铁甲列车和海瑙不过是为了震慑,他并不想打仗。不过在奥地利帝国不流血就想完成改革,这个梦想终究是太过奢侈。
布拉格的军队方面前后有超过五千人卷入叛乱,其中有半数已经在镇压叛乱的过程中殒命。
其中的主谋、核心成员、死不悔改者,弗兰茨打算直接处决,他没有兴趣继续关押他们。
说实话弗兰茨觉得将这些叛乱的主力关押起来,除了会给他们翻身的机会以外起不到任何作用。
弗兰茨并不觉得那些人可怜,他也不觉得他们能改过自新,至于让他们看到奥地利的发展弗兰茨更没兴趣。

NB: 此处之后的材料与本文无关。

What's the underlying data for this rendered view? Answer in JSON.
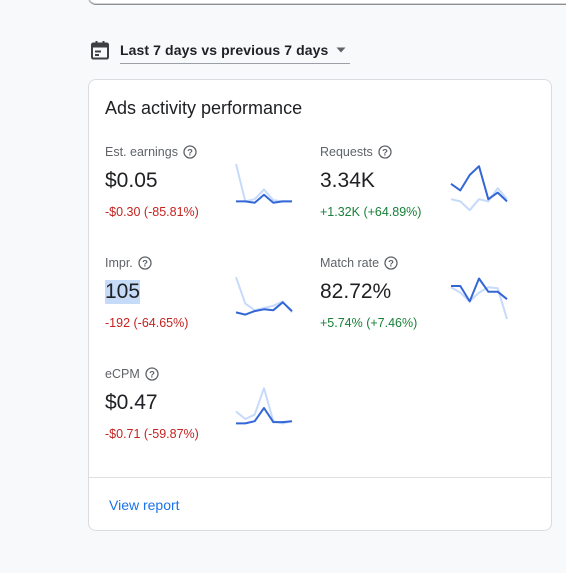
{
  "date_range": {
    "label": "Last 7 days vs previous 7 days"
  },
  "card": {
    "title": "Ads activity performance",
    "metrics": [
      {
        "label": "Est. earnings",
        "value": "$0.05",
        "change": "-$0.30 (-85.81%)",
        "trend": "negative",
        "spark_current": [
          0.15,
          0.15,
          0.12,
          0.3,
          0.12,
          0.15,
          0.15
        ],
        "spark_previous": [
          1.0,
          0.15,
          0.2,
          0.42,
          0.18,
          0.15,
          0.15
        ]
      },
      {
        "label": "Requests",
        "value": "3.34K",
        "change": "+1.32K (+64.89%)",
        "trend": "positive",
        "spark_current": [
          0.55,
          0.4,
          0.75,
          0.95,
          0.2,
          0.35,
          0.15
        ],
        "spark_previous": [
          0.2,
          0.15,
          -0.05,
          0.2,
          0.15,
          0.45,
          0.2
        ]
      },
      {
        "label": "Impr.",
        "value": "105",
        "change": "-192 (-64.65%)",
        "trend": "negative",
        "spark_current": [
          0.15,
          0.1,
          0.18,
          0.22,
          0.2,
          0.38,
          0.18
        ],
        "spark_previous": [
          0.95,
          0.35,
          0.2,
          0.25,
          0.3,
          0.4,
          0.15
        ]
      },
      {
        "label": "Match rate",
        "value": "82.72%",
        "change": "+5.74% (+7.46%)",
        "trend": "positive",
        "spark_current": [
          0.75,
          0.75,
          0.4,
          0.92,
          0.62,
          0.62,
          0.45
        ],
        "spark_previous": [
          0.72,
          0.6,
          0.4,
          0.6,
          0.72,
          0.7,
          0.0
        ]
      },
      {
        "label": "eCPM",
        "value": "$0.47",
        "change": "-$0.71 (-59.87%)",
        "trend": "negative",
        "spark_current": [
          0.15,
          0.15,
          0.2,
          0.5,
          0.18,
          0.18,
          0.2
        ],
        "spark_previous": [
          0.42,
          0.25,
          0.35,
          0.95,
          0.2,
          0.15,
          0.2
        ]
      }
    ],
    "view_report_label": "View report"
  },
  "colors": {
    "accent": "#1a73e8",
    "current_series": "#3367d6",
    "previous_series": "#c6dafc",
    "negative": "#c5221f",
    "positive": "#188038"
  }
}
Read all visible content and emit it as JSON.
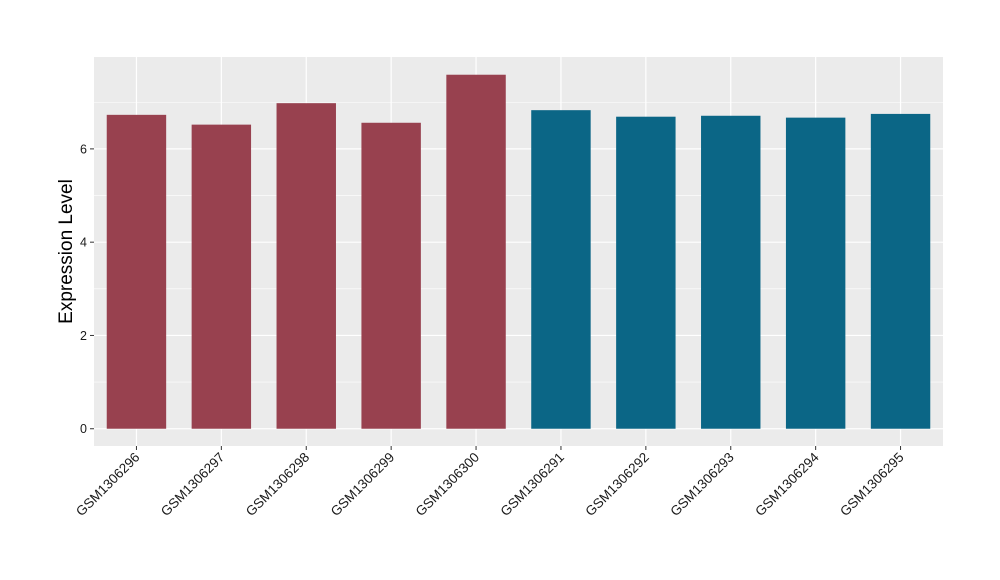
{
  "chart_data": {
    "type": "bar",
    "categories": [
      "GSM1306296",
      "GSM1306297",
      "GSM1306298",
      "GSM1306299",
      "GSM1306300",
      "GSM1306291",
      "GSM1306292",
      "GSM1306293",
      "GSM1306294",
      "GSM1306295"
    ],
    "values": [
      6.73,
      6.52,
      6.98,
      6.56,
      7.59,
      6.83,
      6.69,
      6.71,
      6.67,
      6.75
    ],
    "bar_colors": [
      "#98414f",
      "#98414f",
      "#98414f",
      "#98414f",
      "#98414f",
      "#0b6686",
      "#0b6686",
      "#0b6686",
      "#0b6686",
      "#0b6686"
    ],
    "title": "",
    "xlabel": "",
    "ylabel": "Expression Level",
    "ylim": [
      -0.37,
      7.97
    ],
    "yticks": [
      0,
      2,
      4,
      6
    ],
    "grid": true,
    "legend": "none",
    "panel_background": "#ebebeb",
    "grid_color": "#ffffff"
  }
}
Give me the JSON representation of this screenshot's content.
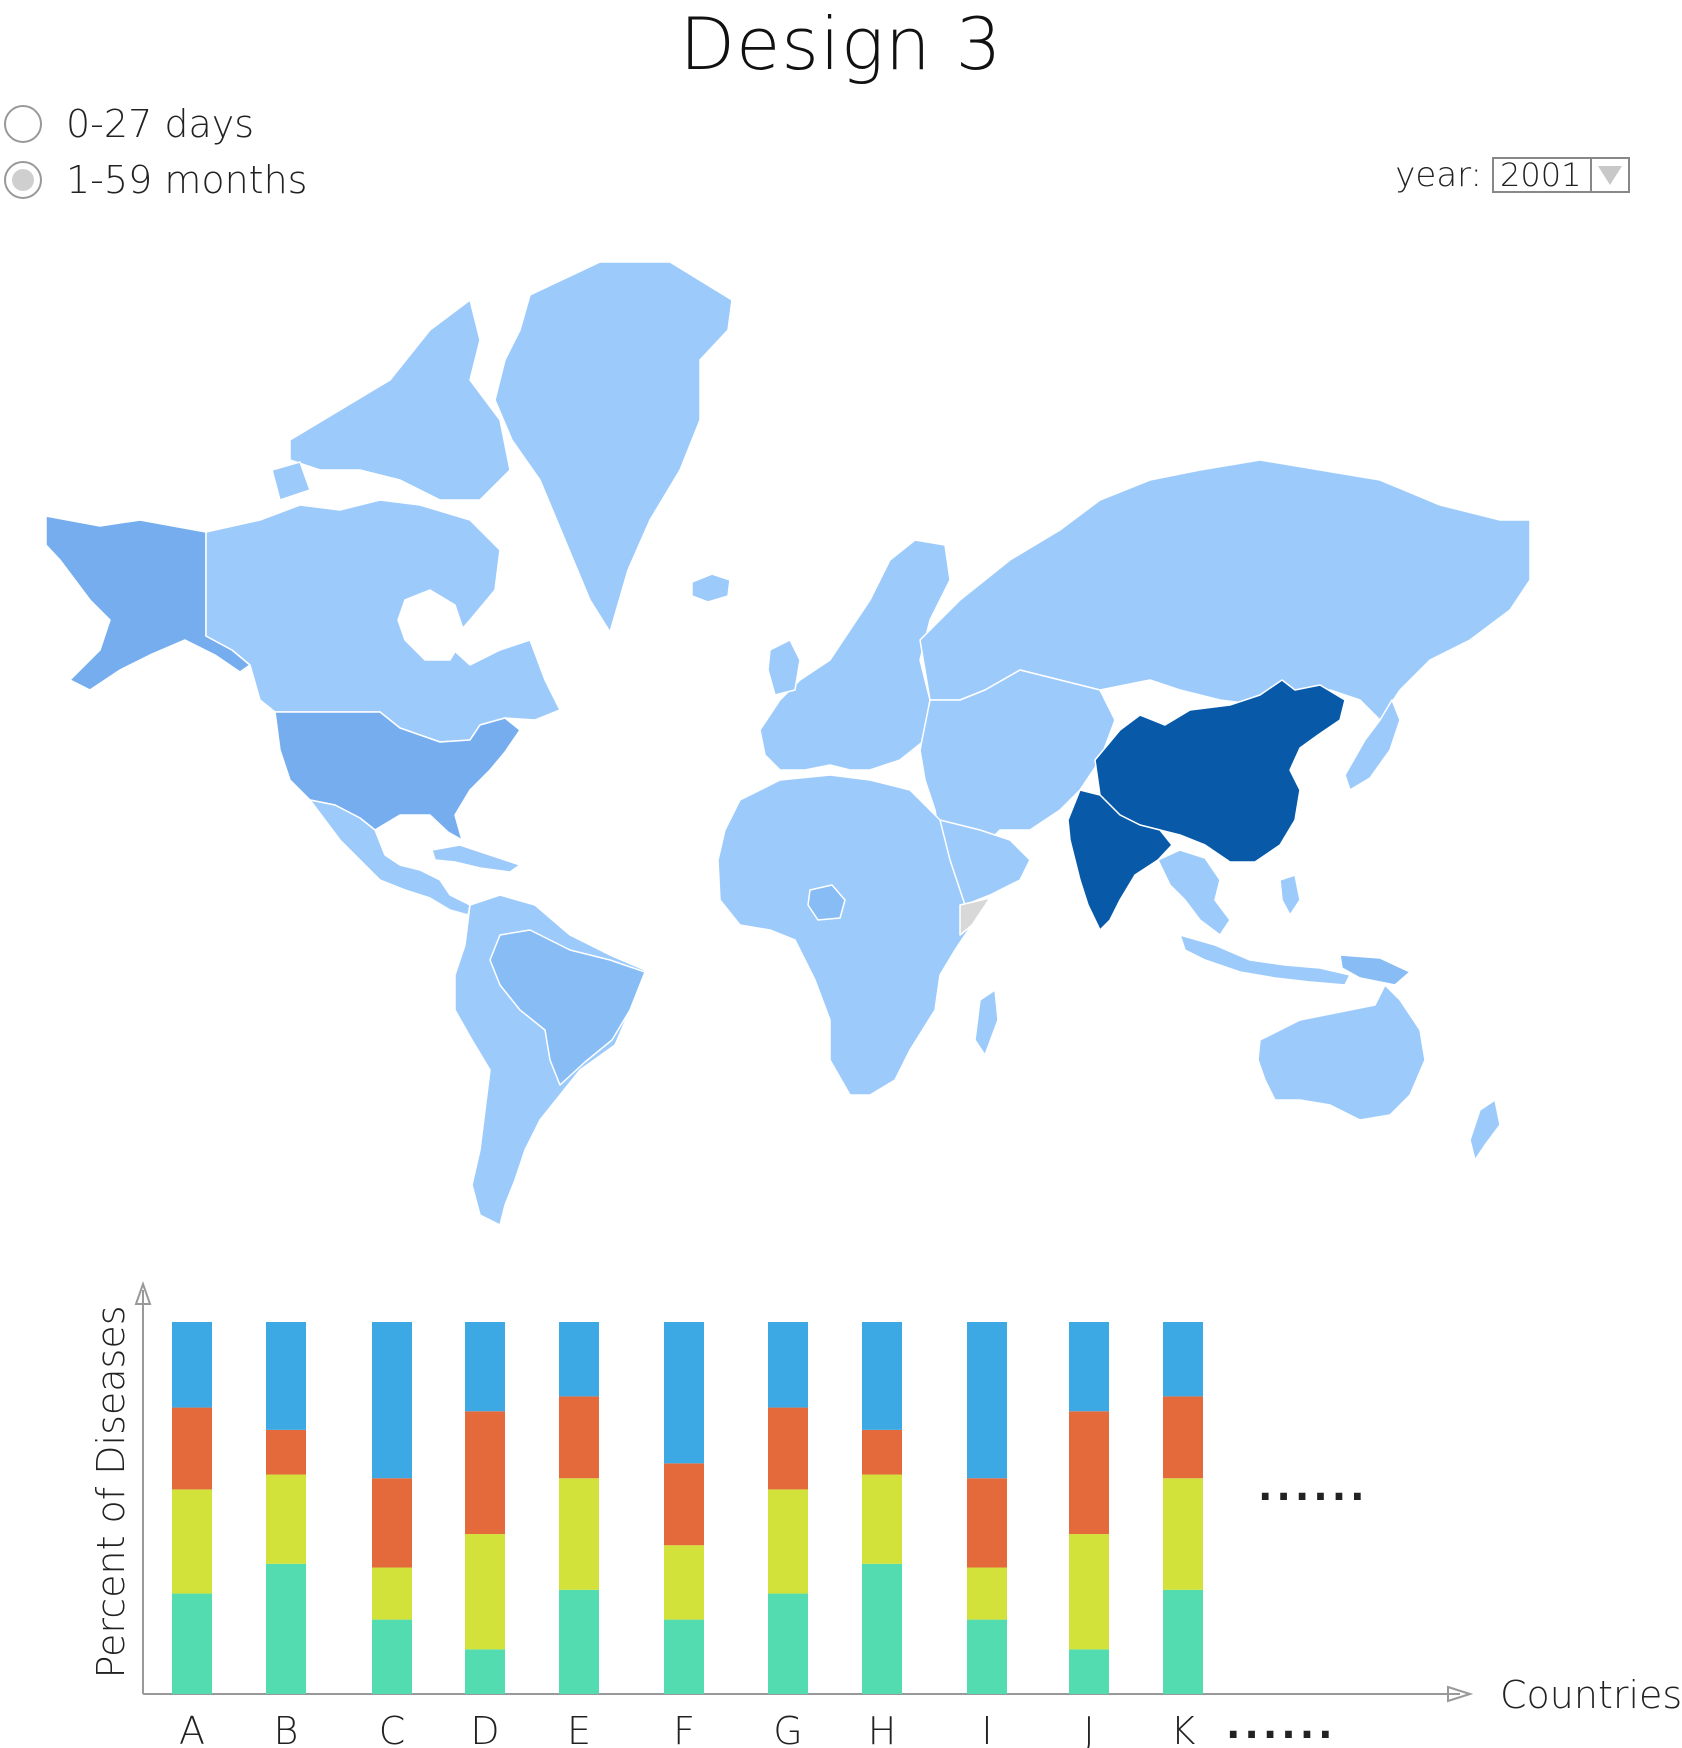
{
  "header": {
    "title": "Design 3"
  },
  "age_filter": {
    "options": [
      {
        "label": "0-27 days",
        "checked": false
      },
      {
        "label": "1-59 months",
        "checked": true
      }
    ]
  },
  "year_selector": {
    "label": "year:",
    "value": "2001",
    "arrow_icon": "triangle-down-icon"
  },
  "map": {
    "colors": {
      "ocean": "#ffffff",
      "light": "#9ccbfb",
      "medium": "#88bcf5",
      "darker": "#75adef",
      "highlight": "#085aa9",
      "border": "#ffffff"
    }
  },
  "chart_data": {
    "type": "bar",
    "stacked": true,
    "categories": [
      "A",
      "B",
      "C",
      "D",
      "E",
      "F",
      "G",
      "H",
      "I",
      "J",
      "K"
    ],
    "ylabel": "Percent of Diseases",
    "xlabel": "Countries",
    "ylim": [
      0,
      100
    ],
    "series": [
      {
        "color": "#52dcaf",
        "values": [
          27,
          35,
          20,
          12,
          28,
          20,
          27,
          35,
          20,
          12,
          28
        ]
      },
      {
        "color": "#d2e23b",
        "values": [
          28,
          24,
          14,
          31,
          30,
          20,
          28,
          24,
          14,
          31,
          30
        ]
      },
      {
        "color": "#e56a3b",
        "values": [
          22,
          12,
          24,
          33,
          22,
          22,
          22,
          12,
          24,
          33,
          22
        ]
      },
      {
        "color": "#3da9e4",
        "values": [
          23,
          29,
          42,
          24,
          20,
          38,
          23,
          29,
          42,
          24,
          20
        ]
      }
    ],
    "ellipsis": "......",
    "axis_color": "#999999"
  }
}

奥地利帝国也没必要在刑法上赶时髦,免死派无法打动弗兰茨。
在当时的欧洲知识分子中有一种近乎共识的理论,那就是免死、免刑,用监禁代替肉体上的惩罚。
这样的做法显得更人性、更理想,并且能让罪犯悔改。
边沁的“圆形监狱”理念在十九世纪传播甚广,强调通过持续监视实现心理威慑和道德改造。
同时还有很多经济学家为其站台,他们觉得犯人也是重要的劳动力,可以为国家赚取钱财抵消镇压费用。
不过就历史而言,这种做法经常适得其反,不但不能让人“悔改”,反而会成为激进思想传播的温床,更会革新理论。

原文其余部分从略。